La double face de la monnaie

La double face de la monnaie

La double face de la monnaie est un documentaire, réalisé en 2006 par Vincent Gaillard et Jérôme Polidor, portant sur l’argent et ses alternatives dans le domaine de la consommation, des systèmes d’échanges et de travail.

La double face de la monnaie

La double face de la monnaie

La double face de la monnaie démystifie l’argent et propose de reconsidérer notre perception de la richesse. Il donne la parole à des hommes et des femmes qui n’ont pas la visibilité médiatique de leurs homologues libéraux : le philosophe Patrick Viveret, l’économiste belge Bernard Lietaer, le président du Conseil scientifique d’Attac Dominique Plihon, la sociologue argentine Héloïsa Primavera, le Canadien Michael Linton, inventeur des systèmes d’échange locaux… Et il interroge les utopies concrètes que sont les monnaies complémentaires et les systèmes d’échange locaux.

L’argent est devenu la valeur centrale de nos sociétés. Comme une drogue, les individus, toujours à sa recherche, craignent d’en manquer. Beaucoup sont prêts à faire n’importe quoi pour s’en procurer.
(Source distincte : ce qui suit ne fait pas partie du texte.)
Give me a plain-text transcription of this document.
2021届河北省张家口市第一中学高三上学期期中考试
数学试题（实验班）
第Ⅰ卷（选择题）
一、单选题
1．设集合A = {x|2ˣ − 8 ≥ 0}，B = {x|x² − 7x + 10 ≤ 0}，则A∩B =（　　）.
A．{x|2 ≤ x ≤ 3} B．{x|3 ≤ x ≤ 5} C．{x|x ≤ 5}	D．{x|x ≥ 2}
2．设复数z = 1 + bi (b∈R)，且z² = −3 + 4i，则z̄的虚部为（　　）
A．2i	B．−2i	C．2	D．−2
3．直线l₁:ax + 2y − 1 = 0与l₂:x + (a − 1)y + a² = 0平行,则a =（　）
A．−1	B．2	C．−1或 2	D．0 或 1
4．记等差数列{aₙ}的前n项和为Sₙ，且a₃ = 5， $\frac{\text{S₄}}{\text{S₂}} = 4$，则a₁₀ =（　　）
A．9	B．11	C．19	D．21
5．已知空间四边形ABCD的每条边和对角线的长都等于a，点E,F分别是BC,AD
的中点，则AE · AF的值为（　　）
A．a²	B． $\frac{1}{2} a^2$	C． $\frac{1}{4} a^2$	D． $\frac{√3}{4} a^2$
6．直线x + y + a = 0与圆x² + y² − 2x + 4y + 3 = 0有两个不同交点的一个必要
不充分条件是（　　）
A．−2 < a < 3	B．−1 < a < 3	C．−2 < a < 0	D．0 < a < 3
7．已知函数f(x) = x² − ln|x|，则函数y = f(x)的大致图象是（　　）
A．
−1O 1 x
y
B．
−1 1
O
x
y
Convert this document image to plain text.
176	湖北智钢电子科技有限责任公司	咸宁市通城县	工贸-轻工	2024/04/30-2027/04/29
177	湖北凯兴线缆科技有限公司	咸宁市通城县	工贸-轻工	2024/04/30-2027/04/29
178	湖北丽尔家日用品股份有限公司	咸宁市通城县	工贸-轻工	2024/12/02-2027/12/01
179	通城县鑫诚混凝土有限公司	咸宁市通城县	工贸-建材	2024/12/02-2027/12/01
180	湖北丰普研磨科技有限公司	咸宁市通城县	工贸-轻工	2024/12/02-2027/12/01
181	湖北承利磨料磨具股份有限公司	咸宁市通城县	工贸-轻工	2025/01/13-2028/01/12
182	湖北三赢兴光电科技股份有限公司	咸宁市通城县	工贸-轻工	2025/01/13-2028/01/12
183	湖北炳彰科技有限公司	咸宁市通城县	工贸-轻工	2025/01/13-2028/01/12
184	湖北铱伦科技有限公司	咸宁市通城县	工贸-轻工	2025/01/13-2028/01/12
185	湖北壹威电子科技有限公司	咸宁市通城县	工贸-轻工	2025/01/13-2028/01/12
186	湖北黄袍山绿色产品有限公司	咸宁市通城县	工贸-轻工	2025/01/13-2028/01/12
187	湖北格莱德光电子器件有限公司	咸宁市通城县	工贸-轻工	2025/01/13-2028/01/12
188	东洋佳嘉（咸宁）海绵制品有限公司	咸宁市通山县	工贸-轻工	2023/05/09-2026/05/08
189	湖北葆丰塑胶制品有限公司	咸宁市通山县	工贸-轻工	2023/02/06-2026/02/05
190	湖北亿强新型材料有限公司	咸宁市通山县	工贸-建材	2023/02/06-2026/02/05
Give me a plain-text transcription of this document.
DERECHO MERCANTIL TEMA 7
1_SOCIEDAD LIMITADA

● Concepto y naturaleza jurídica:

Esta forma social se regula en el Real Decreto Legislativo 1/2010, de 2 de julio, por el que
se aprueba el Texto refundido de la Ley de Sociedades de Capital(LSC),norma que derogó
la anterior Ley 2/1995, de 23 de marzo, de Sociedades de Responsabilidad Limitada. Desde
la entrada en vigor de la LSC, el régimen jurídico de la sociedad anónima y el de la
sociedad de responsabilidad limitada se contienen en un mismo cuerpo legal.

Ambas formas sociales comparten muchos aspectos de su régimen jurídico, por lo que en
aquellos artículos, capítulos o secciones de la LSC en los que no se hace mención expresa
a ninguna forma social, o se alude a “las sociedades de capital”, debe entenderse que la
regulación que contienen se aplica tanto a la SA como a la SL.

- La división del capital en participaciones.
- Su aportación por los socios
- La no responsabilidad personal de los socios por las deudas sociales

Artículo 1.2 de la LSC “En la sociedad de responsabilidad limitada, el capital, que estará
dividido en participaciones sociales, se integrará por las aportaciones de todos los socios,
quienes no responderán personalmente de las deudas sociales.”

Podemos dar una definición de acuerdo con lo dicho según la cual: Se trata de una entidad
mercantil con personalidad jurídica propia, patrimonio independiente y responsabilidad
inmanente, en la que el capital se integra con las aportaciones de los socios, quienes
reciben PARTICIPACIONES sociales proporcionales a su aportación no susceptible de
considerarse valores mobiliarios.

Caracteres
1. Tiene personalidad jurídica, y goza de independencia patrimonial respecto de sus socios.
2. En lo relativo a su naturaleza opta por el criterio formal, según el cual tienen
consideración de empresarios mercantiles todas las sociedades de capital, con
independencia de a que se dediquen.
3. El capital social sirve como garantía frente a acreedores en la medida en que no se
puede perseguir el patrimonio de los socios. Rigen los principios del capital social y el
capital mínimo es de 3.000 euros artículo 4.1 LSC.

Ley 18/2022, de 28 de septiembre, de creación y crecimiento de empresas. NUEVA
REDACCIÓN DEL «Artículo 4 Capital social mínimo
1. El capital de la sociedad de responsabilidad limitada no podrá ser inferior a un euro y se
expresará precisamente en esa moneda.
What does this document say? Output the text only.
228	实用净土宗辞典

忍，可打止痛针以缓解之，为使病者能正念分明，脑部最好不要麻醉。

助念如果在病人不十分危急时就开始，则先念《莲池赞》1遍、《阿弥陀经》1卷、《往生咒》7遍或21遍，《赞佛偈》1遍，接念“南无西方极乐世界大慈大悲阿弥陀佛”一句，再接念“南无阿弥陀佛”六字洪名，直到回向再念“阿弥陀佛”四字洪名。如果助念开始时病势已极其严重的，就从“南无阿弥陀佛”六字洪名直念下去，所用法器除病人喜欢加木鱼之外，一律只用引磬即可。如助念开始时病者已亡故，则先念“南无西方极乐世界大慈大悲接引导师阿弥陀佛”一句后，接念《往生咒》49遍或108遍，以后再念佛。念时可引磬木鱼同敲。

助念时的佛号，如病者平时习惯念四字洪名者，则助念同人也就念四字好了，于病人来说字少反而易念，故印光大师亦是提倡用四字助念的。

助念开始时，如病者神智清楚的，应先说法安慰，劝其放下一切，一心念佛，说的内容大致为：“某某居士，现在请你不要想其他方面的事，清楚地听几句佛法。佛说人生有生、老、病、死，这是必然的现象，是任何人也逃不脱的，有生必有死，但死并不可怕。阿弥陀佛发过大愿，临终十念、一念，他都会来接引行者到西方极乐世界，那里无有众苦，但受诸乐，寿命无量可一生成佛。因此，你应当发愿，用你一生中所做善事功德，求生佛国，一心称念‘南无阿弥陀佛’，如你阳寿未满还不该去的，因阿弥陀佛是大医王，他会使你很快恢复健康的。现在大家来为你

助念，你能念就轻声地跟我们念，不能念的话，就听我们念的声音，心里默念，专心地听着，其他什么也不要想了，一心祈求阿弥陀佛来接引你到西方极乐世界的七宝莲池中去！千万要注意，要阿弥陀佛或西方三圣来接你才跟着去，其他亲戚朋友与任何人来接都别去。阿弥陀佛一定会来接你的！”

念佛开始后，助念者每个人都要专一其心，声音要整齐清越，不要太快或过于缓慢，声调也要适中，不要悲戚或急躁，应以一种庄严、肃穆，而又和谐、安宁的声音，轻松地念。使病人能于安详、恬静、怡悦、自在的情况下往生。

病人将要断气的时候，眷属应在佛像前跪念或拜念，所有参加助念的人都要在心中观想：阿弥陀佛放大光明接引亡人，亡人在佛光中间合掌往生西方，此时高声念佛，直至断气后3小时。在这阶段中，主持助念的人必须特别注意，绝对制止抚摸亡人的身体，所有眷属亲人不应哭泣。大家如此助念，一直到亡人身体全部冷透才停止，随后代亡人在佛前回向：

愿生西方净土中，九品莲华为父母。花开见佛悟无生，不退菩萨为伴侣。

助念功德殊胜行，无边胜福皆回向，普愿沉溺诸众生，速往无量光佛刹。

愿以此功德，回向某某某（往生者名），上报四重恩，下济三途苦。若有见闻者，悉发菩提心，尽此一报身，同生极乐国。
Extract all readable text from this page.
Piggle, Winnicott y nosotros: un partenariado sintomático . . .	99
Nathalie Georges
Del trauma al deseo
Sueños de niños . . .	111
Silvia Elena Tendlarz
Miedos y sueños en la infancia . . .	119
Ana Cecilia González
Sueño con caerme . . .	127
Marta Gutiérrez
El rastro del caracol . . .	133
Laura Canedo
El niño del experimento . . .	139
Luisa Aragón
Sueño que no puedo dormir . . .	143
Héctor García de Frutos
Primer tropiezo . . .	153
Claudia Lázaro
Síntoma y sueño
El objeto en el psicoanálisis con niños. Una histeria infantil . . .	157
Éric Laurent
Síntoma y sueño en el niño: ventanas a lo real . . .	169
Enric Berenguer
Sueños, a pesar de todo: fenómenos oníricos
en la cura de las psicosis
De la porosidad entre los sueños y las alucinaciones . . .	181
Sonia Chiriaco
La monnaie n’est pourtant pas naturelle, c’est une création humaine censée favoriser l’échange et la création de richesse. Son émission, sa circulation, sa distribution en font un outil de domination et d’asservissement d’une partie de plus en plus grande de l’humanité, au profit d’un nombre de plus en plus réduit d’individus.

Depuis la fin des années 90, des systèmes d’échanges complémentaires sont mis en place par des citoyens un peu partout dans le monde. La monnaie redevient un outil social, au service de l’homme. Le Chiemgauer allemand, la Banque du temps anglaise et les Systèmes d’Échange Locaux français, sont des preuves concrètes que la monnaie peut redevenir un sujet de débat dans la société occidentale.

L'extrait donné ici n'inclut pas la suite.